Oil may have been king at this Montana Energy 2012 conference, but Patrick Barkey, director of the Bureau of Business and Economic Research at the University of Montana in Missoula, focused on the state's coal future.
He unveiled a survey of the potential impacts of developing the Otter Creek coal tracks near Ashland, a study financed by the Montana Contractors Association.
The Otter Creek tracts could produce 20 million tons per year of coal, which could boost personal income in Montana by nearly $104 million per year, a 6 percent increase for Eastern Montana residents.
Demand in China will drive Otter Creek's fate, Barkey said, and strong coal demand just from China leads to "gee whiz numbers."

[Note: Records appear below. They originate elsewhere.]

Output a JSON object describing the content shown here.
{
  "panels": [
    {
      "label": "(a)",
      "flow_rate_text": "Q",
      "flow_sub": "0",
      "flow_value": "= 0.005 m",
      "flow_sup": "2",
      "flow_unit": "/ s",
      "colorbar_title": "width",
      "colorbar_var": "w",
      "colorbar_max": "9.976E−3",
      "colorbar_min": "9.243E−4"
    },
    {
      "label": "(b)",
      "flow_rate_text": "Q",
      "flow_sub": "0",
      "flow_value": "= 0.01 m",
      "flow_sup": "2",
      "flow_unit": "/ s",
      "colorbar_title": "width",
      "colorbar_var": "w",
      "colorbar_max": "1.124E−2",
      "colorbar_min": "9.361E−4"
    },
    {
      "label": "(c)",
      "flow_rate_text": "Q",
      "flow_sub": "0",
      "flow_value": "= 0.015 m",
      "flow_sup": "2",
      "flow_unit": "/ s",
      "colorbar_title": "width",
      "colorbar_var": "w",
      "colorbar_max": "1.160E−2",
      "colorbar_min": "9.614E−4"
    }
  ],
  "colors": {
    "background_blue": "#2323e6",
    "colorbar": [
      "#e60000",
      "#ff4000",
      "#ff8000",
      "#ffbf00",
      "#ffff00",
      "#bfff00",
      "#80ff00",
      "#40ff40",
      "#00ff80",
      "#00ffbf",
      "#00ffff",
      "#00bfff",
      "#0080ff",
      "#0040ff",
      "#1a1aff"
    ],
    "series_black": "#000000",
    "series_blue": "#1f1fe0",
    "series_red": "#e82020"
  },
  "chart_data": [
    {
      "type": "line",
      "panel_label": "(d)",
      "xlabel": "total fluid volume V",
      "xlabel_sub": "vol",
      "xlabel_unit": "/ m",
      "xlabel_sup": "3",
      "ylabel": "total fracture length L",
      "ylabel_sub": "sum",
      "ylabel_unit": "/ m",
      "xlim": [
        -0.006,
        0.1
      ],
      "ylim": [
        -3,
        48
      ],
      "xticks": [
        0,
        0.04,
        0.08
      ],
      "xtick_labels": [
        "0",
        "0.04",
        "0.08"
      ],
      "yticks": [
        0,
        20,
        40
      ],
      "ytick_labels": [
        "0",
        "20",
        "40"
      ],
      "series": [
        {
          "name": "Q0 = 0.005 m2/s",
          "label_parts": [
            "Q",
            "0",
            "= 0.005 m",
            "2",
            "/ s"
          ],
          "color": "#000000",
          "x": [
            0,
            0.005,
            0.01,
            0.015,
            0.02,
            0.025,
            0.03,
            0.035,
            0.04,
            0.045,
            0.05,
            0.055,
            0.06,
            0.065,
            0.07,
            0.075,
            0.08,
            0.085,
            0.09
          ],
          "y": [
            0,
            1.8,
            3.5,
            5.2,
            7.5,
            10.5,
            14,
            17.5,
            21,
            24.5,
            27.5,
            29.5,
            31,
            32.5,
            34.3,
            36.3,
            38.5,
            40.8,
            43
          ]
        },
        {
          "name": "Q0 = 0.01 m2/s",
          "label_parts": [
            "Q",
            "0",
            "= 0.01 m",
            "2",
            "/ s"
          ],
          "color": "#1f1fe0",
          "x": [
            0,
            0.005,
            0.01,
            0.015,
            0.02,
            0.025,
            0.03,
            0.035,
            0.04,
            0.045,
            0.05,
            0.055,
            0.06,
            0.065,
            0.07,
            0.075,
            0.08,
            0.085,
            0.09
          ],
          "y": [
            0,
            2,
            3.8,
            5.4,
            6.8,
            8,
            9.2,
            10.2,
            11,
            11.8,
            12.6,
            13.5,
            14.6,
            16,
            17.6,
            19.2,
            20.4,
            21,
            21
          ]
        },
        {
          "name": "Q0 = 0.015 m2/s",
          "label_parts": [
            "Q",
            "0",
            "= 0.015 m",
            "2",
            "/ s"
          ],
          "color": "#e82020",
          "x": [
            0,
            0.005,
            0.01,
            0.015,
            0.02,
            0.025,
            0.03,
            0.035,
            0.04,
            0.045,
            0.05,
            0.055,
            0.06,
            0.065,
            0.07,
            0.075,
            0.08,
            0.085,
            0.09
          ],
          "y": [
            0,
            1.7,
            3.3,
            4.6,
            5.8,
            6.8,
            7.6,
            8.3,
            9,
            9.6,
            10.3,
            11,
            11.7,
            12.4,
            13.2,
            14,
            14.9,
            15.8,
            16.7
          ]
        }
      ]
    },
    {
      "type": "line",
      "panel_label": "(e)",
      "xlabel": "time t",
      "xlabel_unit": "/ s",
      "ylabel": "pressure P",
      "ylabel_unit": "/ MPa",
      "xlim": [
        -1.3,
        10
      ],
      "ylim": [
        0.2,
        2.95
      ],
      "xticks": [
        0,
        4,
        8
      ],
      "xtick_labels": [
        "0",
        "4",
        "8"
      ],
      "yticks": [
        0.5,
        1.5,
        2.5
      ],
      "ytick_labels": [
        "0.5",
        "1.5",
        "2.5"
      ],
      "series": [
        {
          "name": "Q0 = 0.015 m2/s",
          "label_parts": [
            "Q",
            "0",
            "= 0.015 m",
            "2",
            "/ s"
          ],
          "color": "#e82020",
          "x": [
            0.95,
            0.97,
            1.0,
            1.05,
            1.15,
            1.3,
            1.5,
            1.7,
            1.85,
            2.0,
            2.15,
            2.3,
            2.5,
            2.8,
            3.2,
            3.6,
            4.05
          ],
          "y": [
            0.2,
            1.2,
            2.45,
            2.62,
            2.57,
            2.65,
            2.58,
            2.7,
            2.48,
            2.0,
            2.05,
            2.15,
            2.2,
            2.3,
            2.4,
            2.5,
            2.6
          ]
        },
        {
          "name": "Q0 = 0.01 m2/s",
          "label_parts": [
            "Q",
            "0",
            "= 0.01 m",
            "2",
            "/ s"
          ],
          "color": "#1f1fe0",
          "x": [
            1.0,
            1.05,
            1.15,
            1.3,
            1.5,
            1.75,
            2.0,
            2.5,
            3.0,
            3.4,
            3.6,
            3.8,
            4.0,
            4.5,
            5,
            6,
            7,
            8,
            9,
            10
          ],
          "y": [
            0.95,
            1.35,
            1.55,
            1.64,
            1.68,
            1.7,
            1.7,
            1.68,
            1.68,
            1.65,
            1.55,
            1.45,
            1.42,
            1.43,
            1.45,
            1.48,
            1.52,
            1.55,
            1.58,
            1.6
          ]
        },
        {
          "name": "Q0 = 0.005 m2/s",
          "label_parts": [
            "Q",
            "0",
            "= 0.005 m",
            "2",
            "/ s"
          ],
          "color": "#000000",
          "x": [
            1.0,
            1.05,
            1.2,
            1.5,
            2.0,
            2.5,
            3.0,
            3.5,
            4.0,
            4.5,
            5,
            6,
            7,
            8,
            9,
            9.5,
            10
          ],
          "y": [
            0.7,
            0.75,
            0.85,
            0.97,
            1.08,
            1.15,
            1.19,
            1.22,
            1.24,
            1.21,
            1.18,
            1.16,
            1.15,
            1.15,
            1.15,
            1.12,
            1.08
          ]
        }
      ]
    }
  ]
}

"The projected increase in coal from today to 2035 is twice what the U.S. currently produces," Barkey said. "Clearly, China is going to demand coal from somewhere."
During two years of construction, Otter Creek would provide 2,648 construction jobs and cost $600 million to $1 billion to build the Tongue River Railroad, the mine, buildings and power infrastructure.
However, port facilities at Vancouver, Wash., are full and another loading facility is needed to handle Montana coal, said economist Paul Polzin, the bureau's director emeritus.
"New ports are absolutely critical to shipping Powder River coal overseas," Polzin said.
"They are being proposed, but there is stiff opposition."